The core question I wanted to ask is: Are there any references that I can refer to learn the implementation detail of the PossibleValueSet API?

Based on my knowledge, in order to perform such analysis using source code, typically compiler techniques such as reaching definitions are used to overapproximate the possible value sets that a variable could have at a certain point in a program.

However, because Binary Ninja is based on using the limited information from a binary, the analysis must be a lot more complex than a simple reaching definitions analysis. Therefore, I was hoping if I could get a deeper look at how such analysis is performed to know more and think out what may need to be done to improve it.
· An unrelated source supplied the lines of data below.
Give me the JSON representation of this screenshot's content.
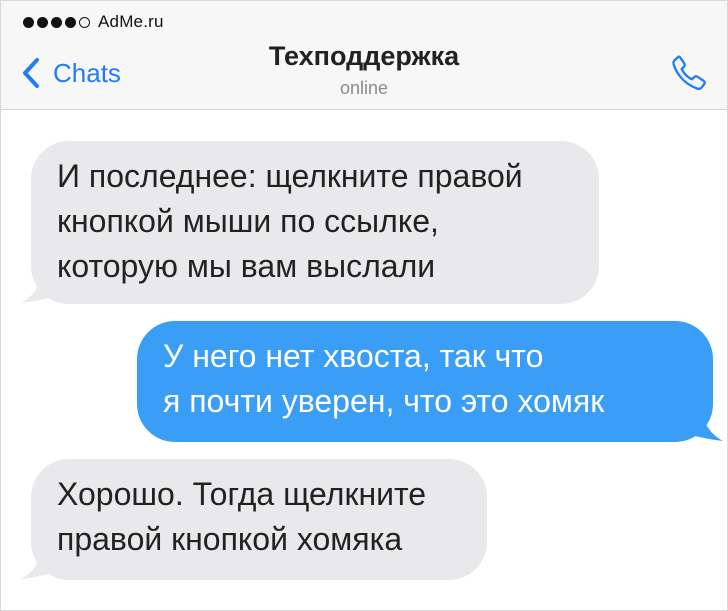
{
  "status_bar": {
    "carrier": "AdMe.ru",
    "signal_filled": 4,
    "signal_total": 5
  },
  "nav": {
    "back_label": "Chats",
    "title": "Техподдержка",
    "subtitle": "online"
  },
  "messages": [
    {
      "direction": "incoming",
      "lines": [
        "И последнее: щелкните правой",
        "кнопкой мыши по ссылке,",
        "которую мы вам выслали"
      ]
    },
    {
      "direction": "outgoing",
      "lines": [
        "У него нет хвоста, так что",
        "я почти уверен, что это хомяк"
      ]
    },
    {
      "direction": "incoming",
      "lines": [
        "Хорошо. Тогда щелкните",
        "правой кнопкой хомяка"
      ]
    }
  ],
  "colors": {
    "accent": "#1f7ef5",
    "incoming_bubble": "#e9e9ec",
    "outgoing_bubble": "#3b9ef6"
  },
  "icons": {
    "back": "chevron-left-icon",
    "call": "phone-icon"
  }
}
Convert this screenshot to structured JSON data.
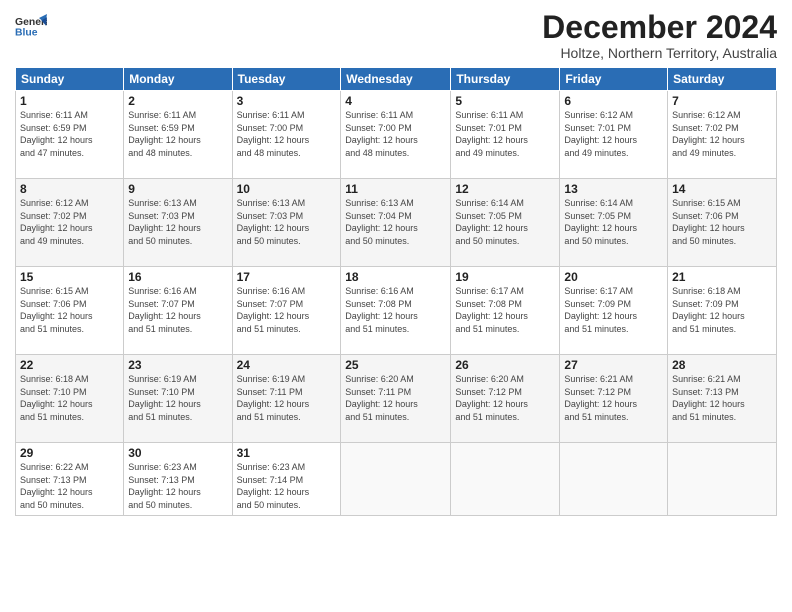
{
  "header": {
    "logo_line1": "General",
    "logo_line2": "Blue",
    "month": "December 2024",
    "location": "Holtze, Northern Territory, Australia"
  },
  "weekdays": [
    "Sunday",
    "Monday",
    "Tuesday",
    "Wednesday",
    "Thursday",
    "Friday",
    "Saturday"
  ],
  "weeks": [
    [
      {
        "day": "1",
        "info": "Sunrise: 6:11 AM\nSunset: 6:59 PM\nDaylight: 12 hours\nand 47 minutes."
      },
      {
        "day": "2",
        "info": "Sunrise: 6:11 AM\nSunset: 6:59 PM\nDaylight: 12 hours\nand 48 minutes."
      },
      {
        "day": "3",
        "info": "Sunrise: 6:11 AM\nSunset: 7:00 PM\nDaylight: 12 hours\nand 48 minutes."
      },
      {
        "day": "4",
        "info": "Sunrise: 6:11 AM\nSunset: 7:00 PM\nDaylight: 12 hours\nand 48 minutes."
      },
      {
        "day": "5",
        "info": "Sunrise: 6:11 AM\nSunset: 7:01 PM\nDaylight: 12 hours\nand 49 minutes."
      },
      {
        "day": "6",
        "info": "Sunrise: 6:12 AM\nSunset: 7:01 PM\nDaylight: 12 hours\nand 49 minutes."
      },
      {
        "day": "7",
        "info": "Sunrise: 6:12 AM\nSunset: 7:02 PM\nDaylight: 12 hours\nand 49 minutes."
      }
    ],
    [
      {
        "day": "8",
        "info": "Sunrise: 6:12 AM\nSunset: 7:02 PM\nDaylight: 12 hours\nand 49 minutes."
      },
      {
        "day": "9",
        "info": "Sunrise: 6:13 AM\nSunset: 7:03 PM\nDaylight: 12 hours\nand 50 minutes."
      },
      {
        "day": "10",
        "info": "Sunrise: 6:13 AM\nSunset: 7:03 PM\nDaylight: 12 hours\nand 50 minutes."
      },
      {
        "day": "11",
        "info": "Sunrise: 6:13 AM\nSunset: 7:04 PM\nDaylight: 12 hours\nand 50 minutes."
      },
      {
        "day": "12",
        "info": "Sunrise: 6:14 AM\nSunset: 7:05 PM\nDaylight: 12 hours\nand 50 minutes."
      },
      {
        "day": "13",
        "info": "Sunrise: 6:14 AM\nSunset: 7:05 PM\nDaylight: 12 hours\nand 50 minutes."
      },
      {
        "day": "14",
        "info": "Sunrise: 6:15 AM\nSunset: 7:06 PM\nDaylight: 12 hours\nand 50 minutes."
      }
    ],
    [
      {
        "day": "15",
        "info": "Sunrise: 6:15 AM\nSunset: 7:06 PM\nDaylight: 12 hours\nand 51 minutes."
      },
      {
        "day": "16",
        "info": "Sunrise: 6:16 AM\nSunset: 7:07 PM\nDaylight: 12 hours\nand 51 minutes."
      },
      {
        "day": "17",
        "info": "Sunrise: 6:16 AM\nSunset: 7:07 PM\nDaylight: 12 hours\nand 51 minutes."
      },
      {
        "day": "18",
        "info": "Sunrise: 6:16 AM\nSunset: 7:08 PM\nDaylight: 12 hours\nand 51 minutes."
      },
      {
        "day": "19",
        "info": "Sunrise: 6:17 AM\nSunset: 7:08 PM\nDaylight: 12 hours\nand 51 minutes."
      },
      {
        "day": "20",
        "info": "Sunrise: 6:17 AM\nSunset: 7:09 PM\nDaylight: 12 hours\nand 51 minutes."
      },
      {
        "day": "21",
        "info": "Sunrise: 6:18 AM\nSunset: 7:09 PM\nDaylight: 12 hours\nand 51 minutes."
      }
    ],
    [
      {
        "day": "22",
        "info": "Sunrise: 6:18 AM\nSunset: 7:10 PM\nDaylight: 12 hours\nand 51 minutes."
      },
      {
        "day": "23",
        "info": "Sunrise: 6:19 AM\nSunset: 7:10 PM\nDaylight: 12 hours\nand 51 minutes."
      },
      {
        "day": "24",
        "info": "Sunrise: 6:19 AM\nSunset: 7:11 PM\nDaylight: 12 hours\nand 51 minutes."
      },
      {
        "day": "25",
        "info": "Sunrise: 6:20 AM\nSunset: 7:11 PM\nDaylight: 12 hours\nand 51 minutes."
      },
      {
        "day": "26",
        "info": "Sunrise: 6:20 AM\nSunset: 7:12 PM\nDaylight: 12 hours\nand 51 minutes."
      },
      {
        "day": "27",
        "info": "Sunrise: 6:21 AM\nSunset: 7:12 PM\nDaylight: 12 hours\nand 51 minutes."
      },
      {
        "day": "28",
        "info": "Sunrise: 6:21 AM\nSunset: 7:13 PM\nDaylight: 12 hours\nand 51 minutes."
      }
    ],
    [
      {
        "day": "29",
        "info": "Sunrise: 6:22 AM\nSunset: 7:13 PM\nDaylight: 12 hours\nand 50 minutes."
      },
      {
        "day": "30",
        "info": "Sunrise: 6:23 AM\nSunset: 7:13 PM\nDaylight: 12 hours\nand 50 minutes."
      },
      {
        "day": "31",
        "info": "Sunrise: 6:23 AM\nSunset: 7:14 PM\nDaylight: 12 hours\nand 50 minutes."
      },
      {
        "day": "",
        "info": ""
      },
      {
        "day": "",
        "info": ""
      },
      {
        "day": "",
        "info": ""
      },
      {
        "day": "",
        "info": ""
      }
    ]
  ]
}
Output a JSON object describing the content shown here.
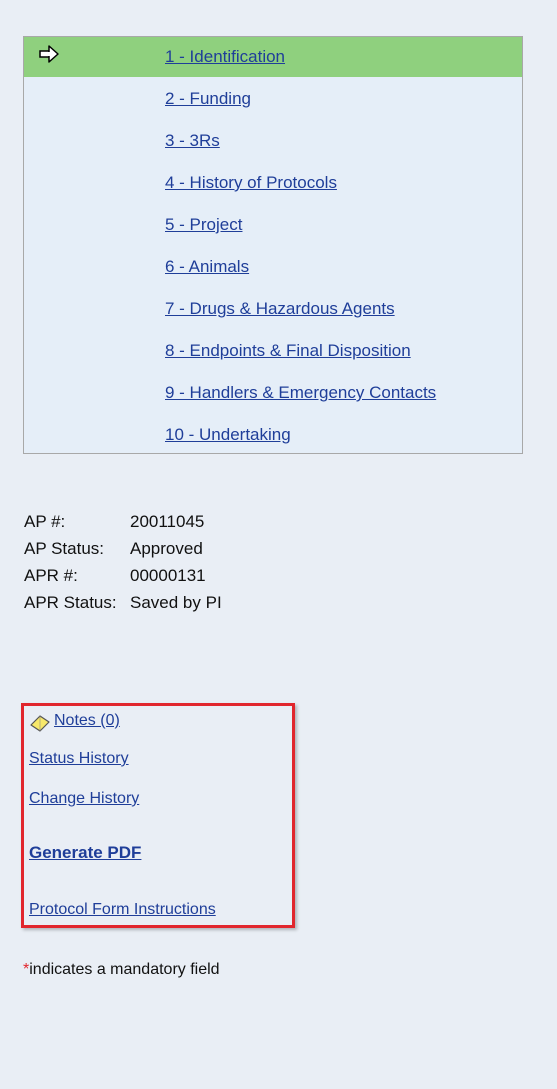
{
  "nav": {
    "items": [
      {
        "label": "1 - Identification",
        "current": true
      },
      {
        "label": "2 - Funding"
      },
      {
        "label": "3 - 3Rs"
      },
      {
        "label": "4 - History of Protocols"
      },
      {
        "label": "5 - Project"
      },
      {
        "label": "6 - Animals"
      },
      {
        "label": "7 - Drugs & Hazardous Agents"
      },
      {
        "label": "8 - Endpoints & Final Disposition"
      },
      {
        "label": "9 - Handlers & Emergency Contacts"
      },
      {
        "label": "10 - Undertaking"
      }
    ],
    "current_icon": "arrow-right-icon",
    "current_color": "#8fd07e"
  },
  "info": {
    "ap_number_label": "AP #:",
    "ap_number_value": "20011045",
    "ap_status_label": "AP Status:",
    "ap_status_value": "Approved",
    "apr_number_label": "APR #:",
    "apr_number_value": "00000131",
    "apr_status_label": "APR Status:",
    "apr_status_value": "Saved by PI"
  },
  "links": {
    "notes_label": "Notes (0)",
    "notes_icon": "note-icon",
    "status_history_label": "Status History",
    "change_history_label": "Change History",
    "generate_pdf_label": "Generate PDF",
    "instructions_label": "Protocol Form Instructions",
    "highlight_color": "#e1262d"
  },
  "footnote": {
    "star": "*",
    "text": "indicates a mandatory field"
  }
}
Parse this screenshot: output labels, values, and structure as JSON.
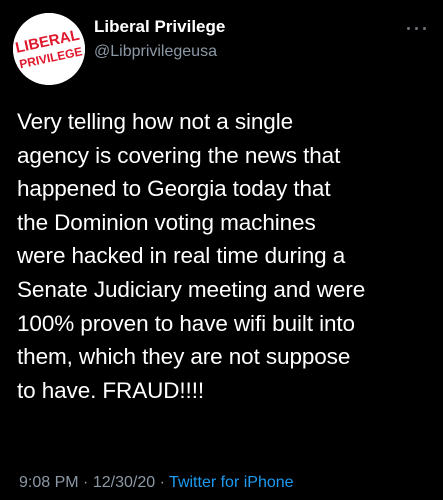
{
  "account": {
    "display_name": "Liberal Privilege",
    "handle": "@Libprivilegeusa",
    "avatar_text": [
      "LIBERAL",
      "PRIVILEGE"
    ],
    "avatar_color": "#e0162b"
  },
  "tweet": {
    "text": "Very telling how not a single\nagency is covering the news that\nhappened to Georgia today that\nthe Dominion voting machines\nwere hacked in real time during a\nSenate Judiciary meeting and were\n100% proven to have wifi built into\nthem, which they are not suppose\nto have. FRAUD!!!!",
    "time": "9:08 PM",
    "date": "12/30/20",
    "separator": "·",
    "source": "Twitter for iPhone"
  },
  "icons": {
    "more": "more-options-icon"
  },
  "colors": {
    "background": "#000000",
    "text": "#ffffff",
    "secondary": "#8b98a5",
    "link": "#1d9bf0"
  }
}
I would appreciate any kind of insights, thank you!

[psifertex]

Thanks for posting, this is something we'd like to take some more time to answer in detail. Unfortunately a full explanation would take a lot of work at this point so in the meantime we'll just direct people to this talk we gave which described our initial implementation:
https://vimeo.com/215511922#t=21m47s

While it's describing it in the context of jump table analysis, the Possible Value Set API is the specific implementation being used to resolve jump tables so the discussion there holds for any of our PVS analysis.

Hopefully we'll get some time later to re-visit this with a more in-depth discussion of the many approaches such as analyzing indirect dependence, algebraic combinations, etc, but this is the best source for now.